Sugita Katyal, Reuters 20 Nov 07
JAKARTA (Reuters) - For years, Indonesia has made money by chopping down its forests. Now it wants to earn billions by preserving what is left.
The huge archipelago, with about 10 percent of the world's tropical rainforests, is pinning its hopes on next month's U.N. climate talks in Bali.
The government is backing a scheme that aims to make emission cuts from forests eligible for carbon trading.
Experts estimate Indonesia could earn more than $13 billion by preserving its forests if the carbon trading plan gets support in Bali.
About 190 countries will gather on the Indonesian resort island to try to hammer out a replacement for the Kyoto Protocol, a global pact aimed at fighting global warming.
"Carbon will be the new valuta (currency)," Marcel Silvius, senior program manager of Wetlands International, told Reuters.
"In the coming years we may see investments in millions, in the next decade it may be hundreds of millions."
Indonesia's forests are a massive natural store of carbon, but environmentalists say rampant cutting and burning of trees to feed the pulp, timber and palm oil sectors has made the country the world's third-largest emitter of greenhouse gas emissions.
Indonesia's forests, a treasure trove of plant and animal species including the threatened orangutan, emit a staggering 2.5 billion tons of carbon dioxide a year, according to a report sponsored by the World Bank and British development agency.
Deforestation is estimated to contribute 20 percent of total greenhouse gas emissions -- more than all the emissions of the world's cars, trucks, trains and airplanes combined.
Environmental groups say that protecting tropical forests is the most direct and fastest way to mitigate some of the impact of climate change.
"Trade in palm oil by some of the world's food giants and commodity traders is helping to detonate a climate bomb in Indonesia's rainforests and peatlands," global environmental group Greenpeace said in a recent report titled "How the Palm Oil Industry is Cooking the Climate."
TROPICAL RAINFORESTS
Indonesia is one of the few countries that still has swathes of tropical rainforests left.
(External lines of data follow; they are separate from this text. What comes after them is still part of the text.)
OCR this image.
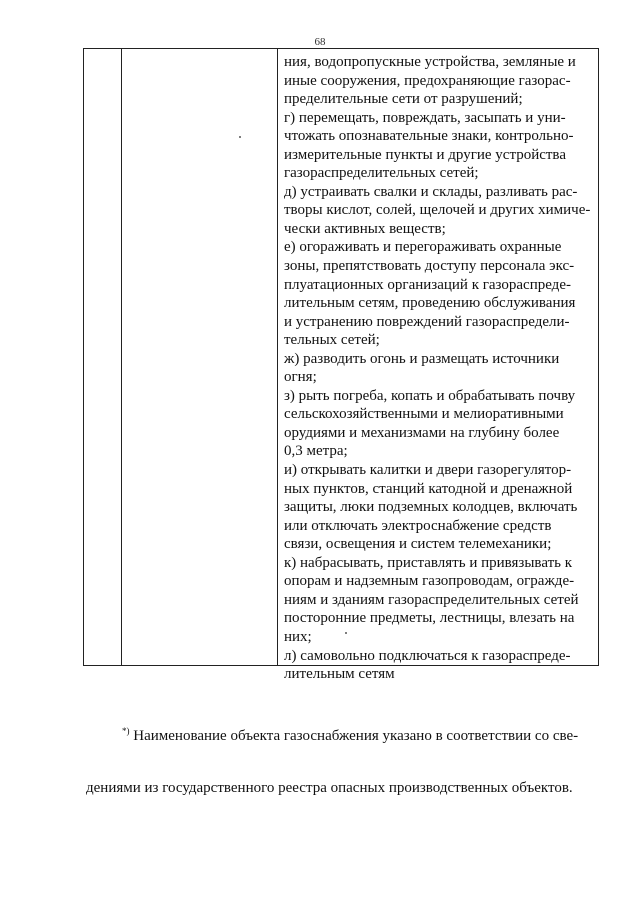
68
ния, водопропускные устройства, земляные и
иные сооружения, предохраняющие газорас-
пределительные сети от разрушений;
г) перемещать, повреждать, засыпать и уни-
чтожать опознавательные знаки, контрольно-
измерительные пункты и другие устройства
газораспределительных сетей;
д) устраивать свалки и склады, разливать рас-
творы кислот, солей, щелочей и других химиче-
чески активных веществ;
е) огораживать и перегораживать охранные
зоны, препятствовать доступу персонала экс-
плуатационных организаций к газораспреде-
лительным сетям, проведению обслуживания
и устранению повреждений газораспредели-
тельных сетей;
ж) разводить огонь и размещать источники
огня;
з) рыть погреба, копать и обрабатывать почву
сельскохозяйственными и мелиоративными
орудиями и механизмами на глубину более
0,3 метра;
и) открывать калитки и двери газорегулятор-
ных пунктов, станций катодной и дренажной
защиты, люки подземных колодцев, включать
или отключать электроснабжение средств
связи, освещения и систем телемеханики;
к) набрасывать, приставлять и привязывать к
опорам и надземным газопроводам, огражде-
ниям и зданиям газораспределительных сетей
посторонние предметы, лестницы, влезать на
них;
л) самовольно подключаться к газораспреде-
лительным сетям

*) Наименование объекта газоснабжения указано в соответствии со све-

дениями из государственного реестра опасных производственных объектов.
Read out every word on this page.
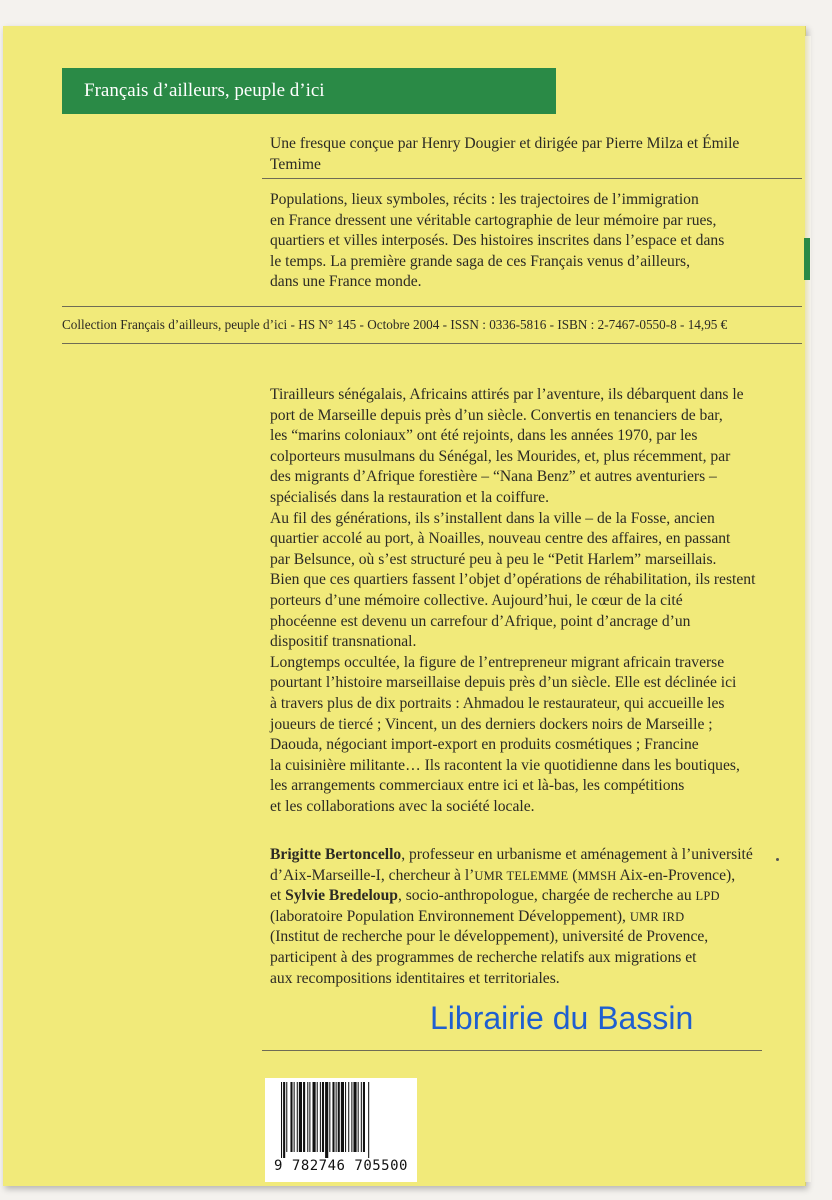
Français d’ailleurs, peuple d’ici
Une fresque conçue par Henry Dougier et dirigée par Pierre Milza et Émile Temime

Populations, lieux symboles, récits : les trajectoires de l’immigration

en France dressent une véritable cartographie de leur mémoire par rues,

quartiers et villes interposés. Des histoires inscrites dans l’espace et dans

le temps. La première grande saga de ces Français venus d’ailleurs,

dans une France monde.

Collection Français d’ailleurs, peuple d’ici - HS N° 145 - Octobre 2004 - ISSN : 0336-5816 - ISBN : 2-7467-0550-8 - 14,95 €

Tirailleurs sénégalais, Africains attirés par l’aventure, ils débarquent dans le

port de Marseille depuis près d’un siècle. Convertis en tenanciers de bar,

les “marins coloniaux” ont été rejoints, dans les années 1970, par les

colporteurs musulmans du Sénégal, les Mourides, et, plus récemment, par

des migrants d’Afrique forestière – “Nana Benz” et autres aventuriers –

spécialisés dans la restauration et la coiffure.

Au fil des générations, ils s’installent dans la ville – de la Fosse, ancien

quartier accolé au port, à Noailles, nouveau centre des affaires, en passant

par Belsunce, où s’est structuré peu à peu le “Petit Harlem” marseillais.

Bien que ces quartiers fassent l’objet d’opérations de réhabilitation, ils restent

porteurs d’une mémoire collective. Aujourd’hui, le cœur de la cité

phocéenne est devenu un carrefour d’Afrique, point d’ancrage d’un

dispositif transnational.

Longtemps occultée, la figure de l’entrepreneur migrant africain traverse

pourtant l’histoire marseillaise depuis près d’un siècle. Elle est déclinée ici

à travers plus de dix portraits : Ahmadou le restaurateur, qui accueille les

joueurs de tiercé ; Vincent, un des derniers dockers noirs de Marseille ;

Daouda, négociant import-export en produits cosmétiques ; Francine

la cuisinière militante… Ils racontent la vie quotidienne dans les boutiques,

les arrangements commerciaux entre ici et là-bas, les compétitions

et les collaborations avec la société locale.

Brigitte Bertoncello, professeur en urbanisme et aménagement à l’université

d’Aix-Marseille-I, chercheur à l’UMR TELEMME (MMSH Aix-en-Provence),

et Sylvie Bredeloup, socio-anthropologue, chargée de recherche au LPD

(laboratoire Population Environnement Développement), UMR IRD

(Institut de recherche pour le développement), université de Provence,

participent à des programmes de recherche relatifs aux migrations et

aux recompositions identitaires et territoriales.

Librairie du Bassin
9 782746 705500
Even though it has lost an estimated 70 percent of its original frontier forest, it still has a total forest area of more than 225 million acres, with a host of exotic plants and animals waiting to be discovered.
The richest forests are found in Borneo -- the world's third-largest island shared among Indonesia, Malaysia and Brunei -- which is home to about 2,000 types of trees, more than 350 species of birds and 210 mammal species.
Many animals such as pygmy elephants, orangutans as well as the clouded leopard, the sun bear and the Bornean gibbon top the list of Borneo's endangered species.
Charles Darwin described Borneo as "one great untidy luxuriant hothouse made by nature for herself."
But environmentalists say the island is being stripped by illegal logging, slash-and-burn farming and creation of vast oil palm plantations.
Greenpeace estimates Indonesia had the world's fastest rate of deforestation between 2000-2005, losing the equivalent of 300 soccer pitches every hour.
There is no clear estimate of Indonesia's current deforestation rate, but figures range between 2.5 million and 3.5 million hectares a year.
'HEADING FOR THE WATERFALL'
"We're in a canoe heading for the waterfall," Frances Seymour, director-general of the Centre for International Forestry Research (CIFOR), said.
"Current rates of deforestation, whether it is here in Indonesia or anywhere else in the world, are unsustainable and need to be slowed."
During the Bali conference, participants will hear a report on Reduced Emissions from Deforestation (RED) -- a new scheme that aims to make emission cuts from forest areas eligible for global carbon trading.
Conservation and research experts have said deforestation rates have dropped significantly after the Indonesian government's recent moves to implement tough measures on illegal logging and a new law prohibiting the use of fire to clear land.
But Indonesia says it must be given incentives, including a payout of $5-$20 per hectare, to preserve its forests.
"We want an appreciation of the forest cover that we have, because in maintaining it, we want to lobby for a compensation for that," Environment Minister Rachmat Witoelar told Reuters in a recent interview.
"The world will benefit very much if the hundreds of millions of forests all over the world, not just Indonesia, will be restored. And for that the world will be happy to pay."
He did not say how Indonesia, where corruption is rife and law enforcement is often lax, could ensure the full protection of its forests under such a scheme.
Jakarta has being trying to mobilize nations with most of the world's tropical rainforests -- Brazil, Cameroon, Congo, Costa Rica, Gabon, Malaysia and Papua New Guinea -- ahead of the talks.
"Carbon is the big hope," Ian Kosasih, director of the WWF's forest program in Jakarta, told Reuters, referring to carbon trading as the answer to saving Indonesia's forests.
"Eighty percent of carbon emissions come from fossil fuels and 20 percent from land use. But in Indonesia, the figure is opposite, which relates to how important forests are to carbon emissions," he said.